Feito a partir do cozimento de grão de bico, trigo e feijão, o Ashura é considerado o doce mais antigo do mundo e celebra uma tradição islâmica que em Caxias do Sul é celebrada pela comunidade turca desde o início da semana. Decorado com nozes e amendoim, a espécie de mingau leva também em sua receita, cascas de laranja, maçã, damasco, cravo e uvas passas.
A lenda conta que a sobremesa surgiu nos últimos dias da Arca de Noé, quando a comida era escassa e todos os ingredientes foram cozidos com água e açúcar. O doce faz parte da cultura turca e está presente nas comemorações de agosto que celebram o décimo dia do calendário islâmico, quando a Arca de Noé foi finalmente ancorada após o dilúvio. O Ashura, além de dar nome ao doce é também o nome do período religioso que celebra a libertação do profeta Moisés.
De acordo com Enes Acar, 39 anos, líder da comunidade turca em Caxias do Sul, a época é de generosidade e a distância da terra natal não impossibilita que a tradição de distribuir a sobremesa seja mantida.
— Oferecemos para os vizinhos, na escola dos nossos filhos e nos nossos empregos. Planejamos também oferecer na Igreja São Pelegrino no domingo à noite — contou Acar em português fluente adquirido ao longo dos 15 anos em que está no Brasil.

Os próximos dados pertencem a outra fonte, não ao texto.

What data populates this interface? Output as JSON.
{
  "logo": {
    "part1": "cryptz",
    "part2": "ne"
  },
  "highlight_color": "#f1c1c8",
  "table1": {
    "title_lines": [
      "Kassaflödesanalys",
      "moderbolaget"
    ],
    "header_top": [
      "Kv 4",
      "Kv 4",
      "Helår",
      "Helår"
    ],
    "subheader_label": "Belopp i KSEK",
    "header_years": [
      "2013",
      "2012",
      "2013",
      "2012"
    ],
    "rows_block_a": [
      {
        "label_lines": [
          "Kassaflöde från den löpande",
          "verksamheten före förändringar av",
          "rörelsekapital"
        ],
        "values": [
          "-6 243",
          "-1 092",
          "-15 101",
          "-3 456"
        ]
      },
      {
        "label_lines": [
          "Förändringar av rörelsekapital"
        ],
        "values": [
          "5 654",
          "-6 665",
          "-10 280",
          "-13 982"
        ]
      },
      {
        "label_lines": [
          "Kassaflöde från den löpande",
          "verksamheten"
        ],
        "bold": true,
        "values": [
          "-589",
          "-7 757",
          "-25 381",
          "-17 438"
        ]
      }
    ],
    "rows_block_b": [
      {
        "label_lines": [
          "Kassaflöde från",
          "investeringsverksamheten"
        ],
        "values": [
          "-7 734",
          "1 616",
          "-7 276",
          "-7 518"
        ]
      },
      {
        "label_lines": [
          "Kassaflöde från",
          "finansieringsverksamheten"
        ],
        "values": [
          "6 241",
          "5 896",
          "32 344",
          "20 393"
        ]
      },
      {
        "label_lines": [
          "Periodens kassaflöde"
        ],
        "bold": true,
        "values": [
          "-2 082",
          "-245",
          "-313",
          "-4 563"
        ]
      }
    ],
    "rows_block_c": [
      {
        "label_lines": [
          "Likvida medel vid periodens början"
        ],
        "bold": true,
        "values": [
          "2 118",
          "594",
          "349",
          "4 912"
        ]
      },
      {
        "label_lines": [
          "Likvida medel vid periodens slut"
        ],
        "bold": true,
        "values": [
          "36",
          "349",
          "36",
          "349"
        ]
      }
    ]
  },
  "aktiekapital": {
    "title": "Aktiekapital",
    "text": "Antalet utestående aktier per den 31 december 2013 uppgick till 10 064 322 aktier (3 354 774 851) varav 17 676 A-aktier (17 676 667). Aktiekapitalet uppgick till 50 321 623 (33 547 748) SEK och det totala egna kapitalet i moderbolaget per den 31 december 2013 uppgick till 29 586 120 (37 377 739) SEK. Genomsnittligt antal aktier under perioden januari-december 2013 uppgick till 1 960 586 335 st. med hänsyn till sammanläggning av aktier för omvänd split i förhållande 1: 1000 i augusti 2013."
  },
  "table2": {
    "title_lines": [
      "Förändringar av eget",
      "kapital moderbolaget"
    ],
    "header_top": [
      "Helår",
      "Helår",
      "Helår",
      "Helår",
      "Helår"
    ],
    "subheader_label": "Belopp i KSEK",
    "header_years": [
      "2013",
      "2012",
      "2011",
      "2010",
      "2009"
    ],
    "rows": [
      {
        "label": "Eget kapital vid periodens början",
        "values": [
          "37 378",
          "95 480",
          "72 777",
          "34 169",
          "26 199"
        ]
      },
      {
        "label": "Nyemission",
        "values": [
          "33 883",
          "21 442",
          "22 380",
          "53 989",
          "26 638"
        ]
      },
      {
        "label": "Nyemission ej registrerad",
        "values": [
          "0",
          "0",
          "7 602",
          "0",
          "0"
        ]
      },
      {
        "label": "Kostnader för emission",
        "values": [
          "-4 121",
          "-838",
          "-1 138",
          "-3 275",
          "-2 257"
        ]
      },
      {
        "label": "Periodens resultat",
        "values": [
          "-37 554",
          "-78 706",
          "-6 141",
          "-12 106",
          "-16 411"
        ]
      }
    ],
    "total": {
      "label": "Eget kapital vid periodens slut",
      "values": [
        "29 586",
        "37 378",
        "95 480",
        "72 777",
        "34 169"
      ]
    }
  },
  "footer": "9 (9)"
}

Há seis meses em Caxias do Sul, Acar ajuda os conterrâneos a lidar com a burocracia brasileira para abertura e manutenção de negócios. — Na Turquia é muito no "fio do bigode", é preciso tempo para se acostumar com o modo de como as coisas são feitas por aqui — contou Acar que tem status de refugiado político e não volta ao país de origem devido à divergências com o atual governo.
Formada por 38 pessoas, a comunidade turca em Caxias do Sul se reúne semanalmente para orações e jantares em uma casa no bairro Colina Sorriso, onde o Ashura vêm sendo feito carinhosamente pelas mãos de mulheres. Entre elas, Zeliha Acar que nesta quinta-feira (11) cozinhava os ingredientes em uma panela bem menor daquela que aguarda a ajuda das amigas para produzir uma maior quantidade nos próximos dias.
— A comida está muito presente na cultura turca. Gostamos de realizar jantares, reunir familiares e amigos para as refeições, distribuir o doce é uma forma de se integrar, queremos que as pessoas conheçam nossa cultura — contou Zeliha que adiciona os grãos já cozidos a uma panela com água em fogo médio.
Depois de adicionados, maçãs picadas, aromáticas cascas de laranja, uvas passas e damascos entram na receita que por último levam uma boa quantidade de açúcar para dar corpo ao doce. Com as quantidades medidas no olho e depois de muito mexer, eis a Ashira, ou Pudim de Noé que será levado à Igreja São Pelegrino neste domingo em uma exibição de generosidade, integração e amor.